Diogenes Laërtius tells us that when Plato was transported to Aegina to be sold as a slave, he was arrested and was going to be executed without a trial:

And Pollis took him to Aegina and there offered him for sale. And then Charmandrus, the son of Charmandrides, indicted him on a capital charge according to the law in force among the Aeginetans, to the effect that the first Athenian who set foot upon the island should be put to death without a trial. This law had been passed by the prosecutor himself, according to Favorinus in his Miscellaneous History. But when some one urged, though in jest, that the offender was a philosopher, the court acquitted him. There is another version to the effect that he was brought before the assembly and, being kept under close scrutiny, he maintained an absolute silence and awaited the issue with confidence. The assembly decided not to put him to death but to sell him just as if he were a prisoner of war.

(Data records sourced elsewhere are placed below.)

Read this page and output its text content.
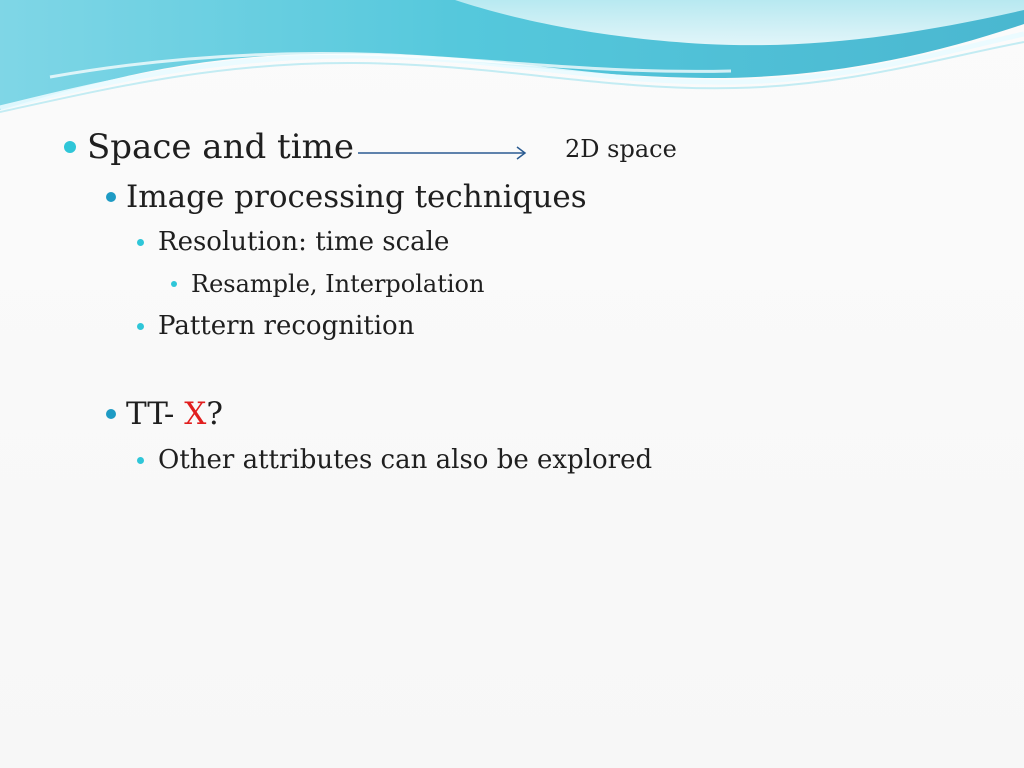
Space and time	2D space
Image processing techniques
Resolution: time scale
Resample, Interpolation
Pattern recognition
TT- X?
Other attributes can also be explored
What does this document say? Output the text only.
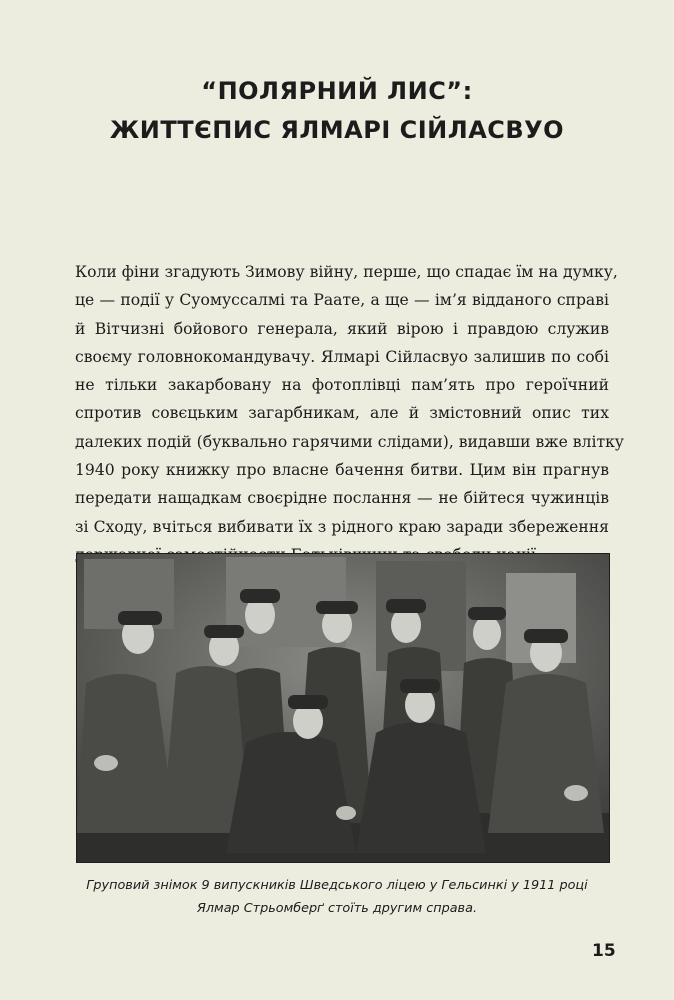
“ПОЛЯРНИЙ ЛИС”:
ЖИТТЄПИС ЯЛМАРІ СІЙЛАСВУО
Коли фіни згадують Зимову війну, перше, що спадає їм на думку,
це — події у Суомуссалмі та Раате, а ще — ім’я відданого справі
й Вітчизні бойового генерала, який вірою і правдою служив
своєму головнокомандувачу. Ялмарі Сійласвуо залишив по собі
не тільки закарбовану на фотоплівці пам’ять про героїчний
спротив совєцьким загарбникам, але й змістовний опис тих
далеких подій (буквально гарячими слідами), видавши вже влітку
1940 року книжку про власне бачення битви. Цим він прагнув
передати нащадкам своєрідне послання — не бійтеся чужинців
зі Сходу, вчіться вибивати їх з рідного краю заради збереження
Груповий знімок 9 випускників Шведського ліцею у Гельсинкі у 1911 році
Ялмар Стрьомберґ стоїть другим справа.
15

Diogenes Laertius, Lives of Eminent Philosophers. R.D. Hicks, Ed.

A law that calls for executing Athenians on sight doesn't make much sense, especially in times of peace. Aegina is very close to Athens, and although it had been antagonistic in the past its naval power had declined by Plato's lifetime. I don't see why the people of Aegina would risk retaliation by executing or even putting to trial Athenian citizens without proper cause.

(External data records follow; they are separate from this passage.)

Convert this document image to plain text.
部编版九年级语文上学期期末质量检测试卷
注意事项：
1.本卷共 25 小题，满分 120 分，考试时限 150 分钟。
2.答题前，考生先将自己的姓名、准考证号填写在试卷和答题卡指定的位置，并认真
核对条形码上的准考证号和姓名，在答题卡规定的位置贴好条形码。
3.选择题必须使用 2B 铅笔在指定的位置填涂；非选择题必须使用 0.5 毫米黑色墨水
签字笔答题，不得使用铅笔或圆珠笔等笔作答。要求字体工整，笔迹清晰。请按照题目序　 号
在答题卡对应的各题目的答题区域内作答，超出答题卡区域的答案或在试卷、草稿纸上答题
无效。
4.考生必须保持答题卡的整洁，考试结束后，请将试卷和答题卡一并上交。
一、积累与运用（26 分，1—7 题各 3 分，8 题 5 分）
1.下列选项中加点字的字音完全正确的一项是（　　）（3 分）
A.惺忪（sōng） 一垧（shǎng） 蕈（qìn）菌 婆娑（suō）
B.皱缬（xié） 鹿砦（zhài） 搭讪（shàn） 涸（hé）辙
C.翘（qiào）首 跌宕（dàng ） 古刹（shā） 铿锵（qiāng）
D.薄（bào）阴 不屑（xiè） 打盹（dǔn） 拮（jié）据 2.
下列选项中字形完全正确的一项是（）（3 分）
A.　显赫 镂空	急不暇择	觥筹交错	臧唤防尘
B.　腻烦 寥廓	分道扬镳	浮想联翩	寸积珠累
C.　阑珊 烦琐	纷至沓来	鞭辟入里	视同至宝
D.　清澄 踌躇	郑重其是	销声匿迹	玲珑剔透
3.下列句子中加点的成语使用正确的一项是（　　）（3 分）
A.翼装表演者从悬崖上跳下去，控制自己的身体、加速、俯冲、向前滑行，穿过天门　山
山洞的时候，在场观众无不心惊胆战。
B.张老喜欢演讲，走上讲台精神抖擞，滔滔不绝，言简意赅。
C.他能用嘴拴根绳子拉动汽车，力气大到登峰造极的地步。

Am I missing something? Is the story, as told by Laërtius, plausible at all?


Well, the story does contain an insurmountable logical contradiction: how can anyone be prosecuted according to a law which stipulates "death without a trial"?

However, I think that there is a large kernel of truth in the story, because the events described would have been taking place shortly after the Peloponessian War, in which the pre-existing very sour relations between Athens and Aegina reached new heights:

By the terms of the Thirty Years' Peace (445 BC) Athens promised to restore to Aegina her autonomy, but the clause remained ineffective. During the first winter of the Peloponnesian War (431 BC) Athens expelled the Aeginetans and established a cleruchy in their island. The exiles were settled by Sparta in Thyreatis, on the frontiers of Laconia and Argolis. Even in their new home they were not safe from Athenian rancour. A force commanded by Nicias landed in 424 BC, and killed most of them. At the end of the Peloponnesian War Lysander restored the scattered remnants of the old inhabitants to the island, which was used by the Spartans as a base for operations against Athens during the Corinthian War. Its greatness, however, was at an end. The part which it plays henceforward is insignificant.

So, yes, Aegina would have been a very dangerous place for an Athenian to find himself in.

  • 1
    I see. Pollis, who took Plato to Aegina, was a Spartan diplomat, which also alludes to Spartan influence.